Contrairement à Daredevil dont je connaissais le concept de super-héros avocat et aveugle, j’ignorais tout de Jessica Jones. C’est une super-héroïne que je n’ai jamais vu dans aucun comics que j’ai lu, je ne connaissais même pas la nature de ses « super-pouvoirs » avant de regarder la série. J’ai donc abordé la série totalement vierge de tout préjugé sur le personnage et sur l’intrigue.

J’ai découvert au début de la série que Jessica Jones (incarnée par Krysten Ritter) est dotée d’une force surhumaine, et compte-tenu de la banalité de ce pouvoir, j’aurais pu me désintéresser rapidement de la série si son héroïne n’était pas un personnage passionnant. Si elle est très forte physiquement, Jessica Jones est également traumatisée par un événement de son passé. Quand la première saison débute, Jessica est à la limite de la dépression, elle noie ses angoisses dans l’alcool, et son métier de détective privé ne lui réussit que moyennement. La série aborde avec beaucoup de talent les thèmes du viol, des agressions sexuelles, et du syndrome de stress post-traumatique. C’est finement écrit, et parfaitement mis en scène sans aucun racolage, bien au contraire. L’horreur est suggérée, jamais montrée.

L’autre élément qui m’a plu dès le début de la série, c’est l’ambiance sombre, et la lenteur volontaire du récit dans les premiers épisodes. On se croirait dans un roman noir, avec une atmosphère pesante et poisseuse. J’ai trouvé ça très original pour une série de super-héros, on s’éloigne ainsi beaucoup du kitch de certaines séries ou de certains films adaptés de comics. Il y a la noirceur d’un film comme The Dark Knight, mais aussi un rythme lancinant qui convient parfaitement au personnage de Jessica Jones et à l’état psychologique dans lequel on la découvre au début de la série.

La première saison tourne essentiellement autour du traumatisme subi par Jessica et par son tortionnaire, incarné par l’excellent David Tennant. Même s’il restera toujours à mes yeux le génial 10ème Docteur de Doctor Who, David Tennant interprète magistralement le rôle de l’ennemi de Jessica Jones, un personnage tour à tour fascinant, inquiétant et émouvant. La qualité de la série repose beaucoup sur la relation entre lui et Jessica, parfaitement interprétés par les deux acteurs.

Les premiers épisodes sont très réussis, mais la suite de la saison a tendance à se perdre dans ses intrigues moins intéressantes sur certains personnages secondaires.

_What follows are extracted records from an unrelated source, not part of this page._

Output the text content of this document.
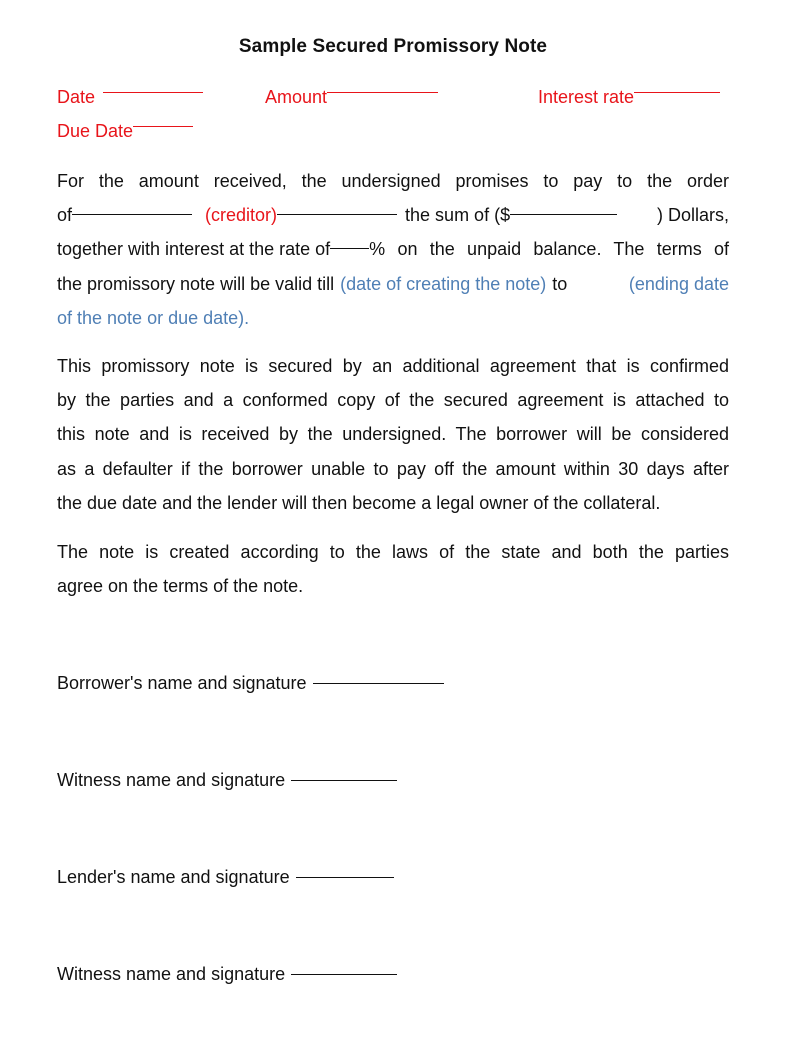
Sample Secured Promissory Note
Date	Amount	Interest rate
Due Date
For the amount received, the undersigned promises to pay to the order
of	(creditor)	the sum of ($	) Dollars,
together with interest at the rate of % on the unpaid balance. The terms of
the promissory note will be valid till (date of creating the note) to	(ending date
of the note or due date).
This promissory note is secured by an additional agreement that is confirmed
by the parties and a conformed copy of the secured agreement is attached to
this note and is received by the undersigned. The borrower will be considered
as a defaulter if the borrower unable to pay off the amount within 30 days after
the due date and the lender will then become a legal owner of the collateral.
The note is created according to the laws of the state and both the parties
agree on the terms of the note.
Borrower's name and signature
Witness name and signature
Lender's name and signature
Witness name and signature
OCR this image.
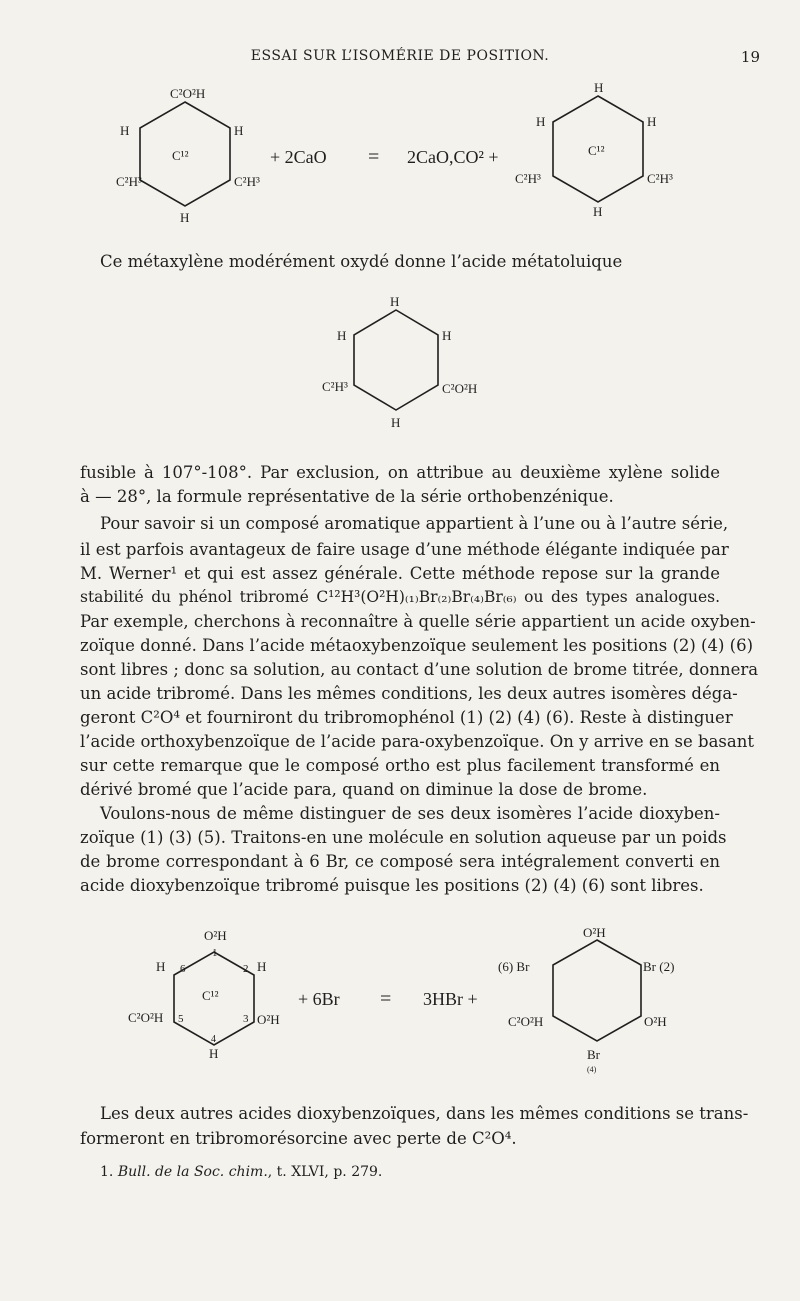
ESSAI SUR L’ISOMÉRIE DE POSITION.	19
C²O²H
H	H
C¹²
C²H³	C²H³
H
+ 2CaO = 2CaO,CO² +
H
H	H
C¹²
C²H³	C²H³
H
H
H	H
C²H³	C²O²H
H
O²H
1
H 6	2 H
C¹²
C²O²H 5	3 O²H
4
H
+ 6Br = 3HBr +
O²H
(6) Br	Br (2)
C²O²H	O²H
Br
(4)
Ce métaxylène modérément oxydé donne l’acide métatoluique
fusible à 107°-108°. Par exclusion, on attribue au deuxième xylène solide
à — 28°, la formule représentative de la série orthobenzénique.
Pour savoir si un composé aromatique appartient à l’une ou à l’autre série,
il est parfois avantageux de faire usage d’une méthode élégante indiquée par
M. Werner¹ et qui est assez générale. Cette méthode repose sur la grande
stabilité du phénol tribromé C¹²H³(O²H)₍₁₎Br₍₂₎Br₍₄₎Br₍₆₎ ou des types analogues.
Par exemple, cherchons à reconnaître à quelle série appartient un acide oxyben-
zoïque donné. Dans l’acide métaoxybenzoïque seulement les positions (2) (4) (6)
sont libres ; donc sa solution, au contact d’une solution de brome titrée, donnera
un acide tribromé. Dans les mêmes conditions, les deux autres isomères déga-
geront C²O⁴ et fourniront du tribromophénol (1) (2) (4) (6). Reste à distinguer
l’acide orthoxybenzoïque de l’acide para-oxybenzoïque. On y arrive en se basant
sur cette remarque que le composé ortho est plus facilement transformé en
dérivé bromé que l’acide para, quand on diminue la dose de brome.
Voulons-nous de même distinguer de ses deux isomères l’acide dioxyben-
zoïque (1) (3) (5). Traitons-en une molécule en solution aqueuse par un poids
de brome correspondant à 6 Br, ce composé sera intégralement converti en
acide dioxybenzoïque tribromé puisque les positions (2) (4) (6) sont libres.
Les deux autres acides dioxybenzoïques, dans les mêmes conditions se trans-
formeront en tribromorésorcine avec perte de C²O⁴.
1. Bull. de la Soc. chim., t. XLVI, p. 279.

J’ai eu l’impression que les scénaristes tentaient de tirer la saison en longueur pour atteindre les 13 épisodes commandés par Netflix, et cela se ressent. Le coeur de la saison, c’est l’opposition et la relation entre Jessica et son tortionnaire, et les autres intrigues ne sont pas parvenues à me passionner autant. Heureusement, la fin de saison retrouve la qualité des premiers épisodes, même si le style est différent, plus spectaculaire et moins sombre.

Je garde en tout cas un excellent souvenir de cette première saison. Je sais déjà que je suivrai avec plaisir la deuxième saison, annoncée pour 2018 au plus tôt, en espérant qu’elle soit aussi bonne, voire meilleure, que celle-ci.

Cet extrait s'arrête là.